The office of the High Sheriff is at least 1,000 years old, having its roots in Saxon times before the Norman Conquest.
Originally the office held many of the powers now vested in Lord-Lieutenants, High Court Judges, Magistrates, Coroners and Local Authorities.
The Shrievalty is the oldest secular office after the Crown and the area for which a Sheriff is appointed is usually called his/her "Bailiwick".
Appointed annually in April, the High Sheriff remains the Sovereign's representative in the county for matters relating to the judiciary and the maintenance of law and order.
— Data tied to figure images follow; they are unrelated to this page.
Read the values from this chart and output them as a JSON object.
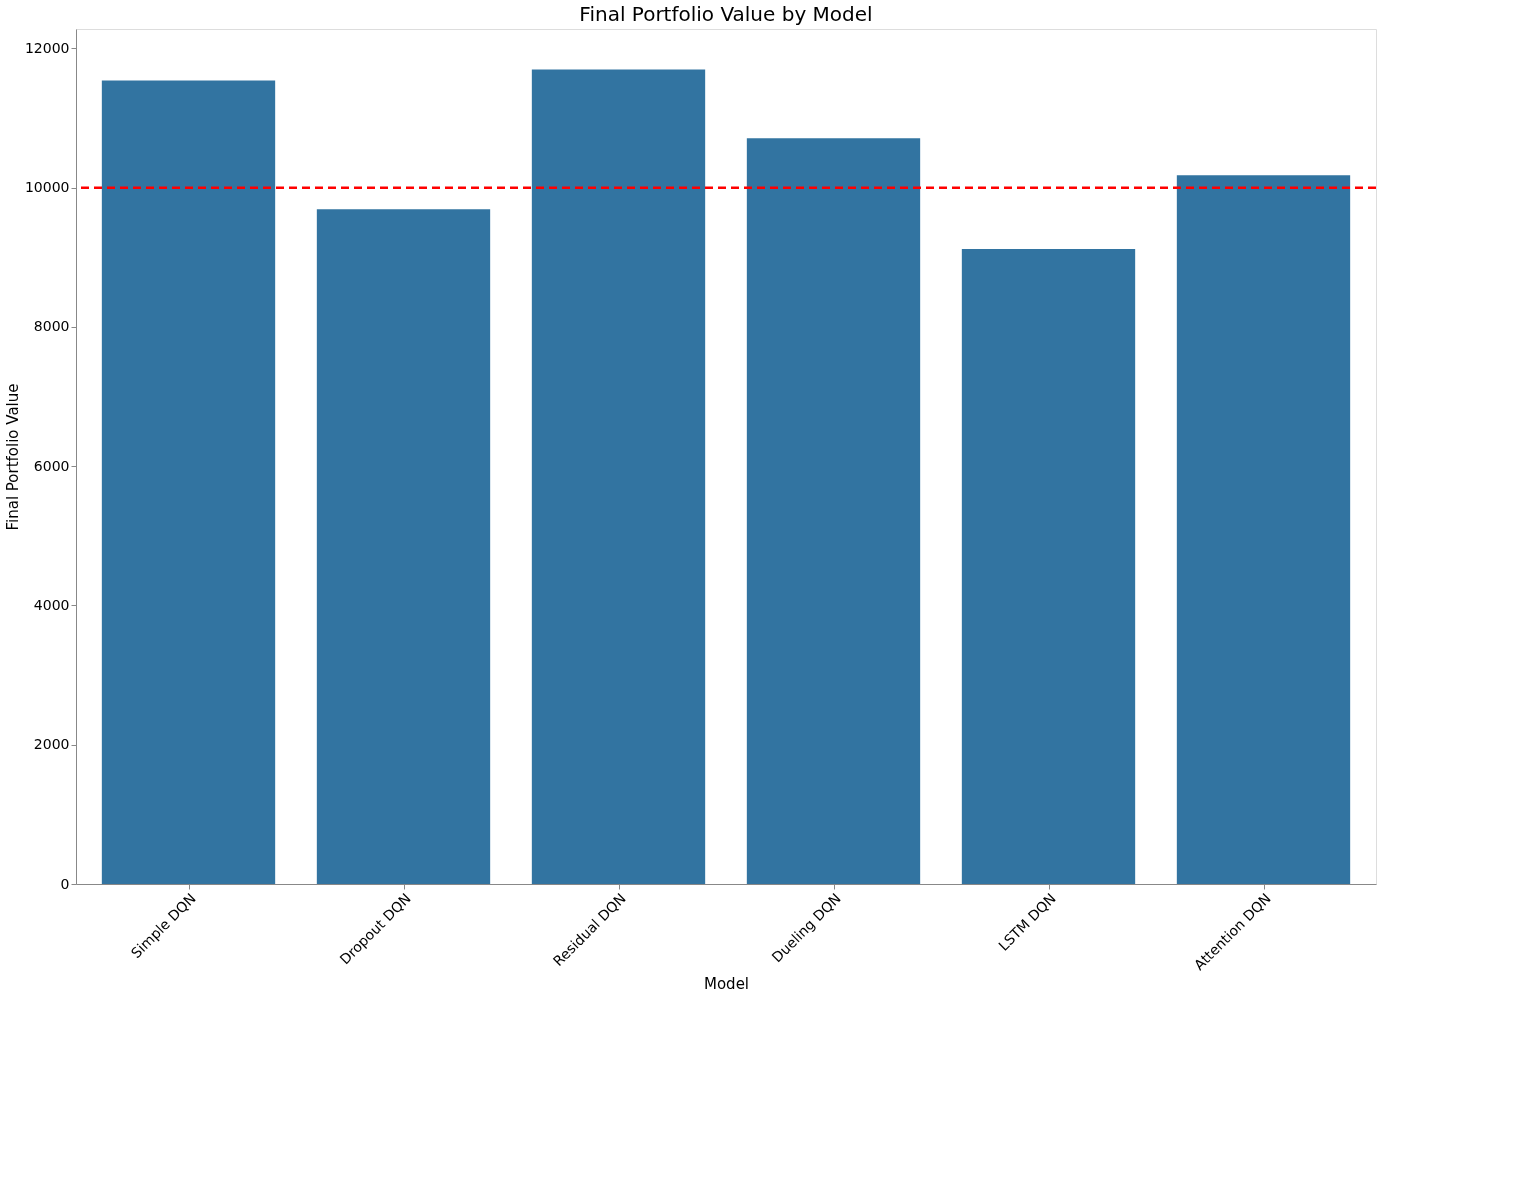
{
  "chart_data": {
    "type": "bar",
    "title": "Final Portfolio Value by Model",
    "xlabel": "Model",
    "ylabel": "Final Portfolio Value",
    "categories": [
      "Simple DQN",
      "Dropout DQN",
      "Residual DQN",
      "Dueling DQN",
      "LSTM DQN",
      "Attention DQN"
    ],
    "values": [
      11540,
      9690,
      11700,
      10710,
      9120,
      10180
    ],
    "color": "#3274a1",
    "ylim": [
      0,
      12280
    ],
    "yticks": [
      0,
      2000,
      4000,
      6000,
      8000,
      10000,
      12000
    ],
    "ref_lines": [
      {
        "axis": "y",
        "value": 10000,
        "color": "#ff0000",
        "line_style": "dashed"
      }
    ],
    "grid": false
  }
}
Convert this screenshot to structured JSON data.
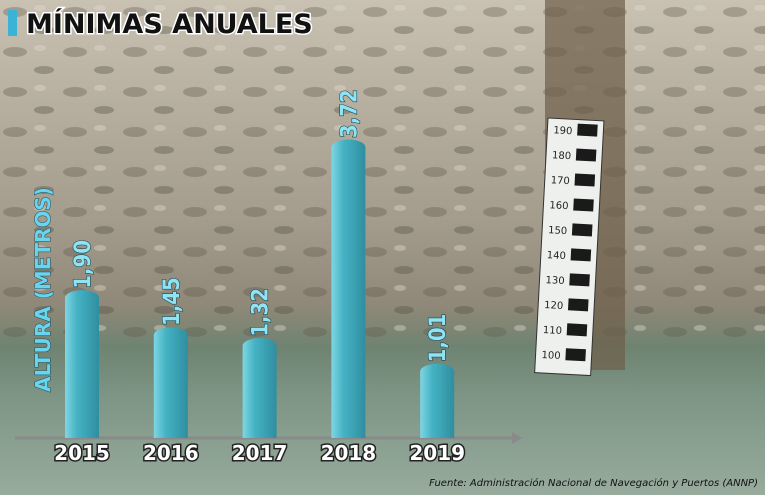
{
  "chart_data": {
    "type": "bar",
    "title": "MÍNIMAS ANUALES",
    "y_label": "ALTURA (METROS)",
    "categories": [
      "2015",
      "2016",
      "2017",
      "2018",
      "2019"
    ],
    "values": [
      1.9,
      1.45,
      1.32,
      3.72,
      1.01
    ],
    "value_labels": [
      "1,90",
      "1,45",
      "1,32",
      "3,72",
      "1,01"
    ],
    "color": "#45b3c4",
    "ylim": [
      0,
      4
    ],
    "source": "Fuente: Administración Nacional de Navegación y Puertos (ANNP)"
  },
  "gauge": {
    "labels": [
      "190",
      "180",
      "170",
      "160",
      "150",
      "140",
      "130",
      "120",
      "110",
      "100"
    ]
  }
}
High Sheriffs are responsible for duties conferred by the Crown through warrant from the Privy Council, which can include:
- ensuring the well-being and protection of High Court Judges on circuit
- acting as Returning Officer for parliamentary elections in the county constituencies
- proclaiming the accession of a new Sovereign
- a number of other ceremonial functions
There is an annual nomination ceremony on 12 November in the Royal Courts of Justice when three names are put forward for the Office of High Sheriff in each county. Subsequently the selection of a new High Sheriff from these names is made at a meeting of the Privy Council by the Sovereign when, by ancient custom, the appointed name is "pricked" with a silver bodkin.
The High Sheriff for 2017-2018 is Mr Geoffrey Probert.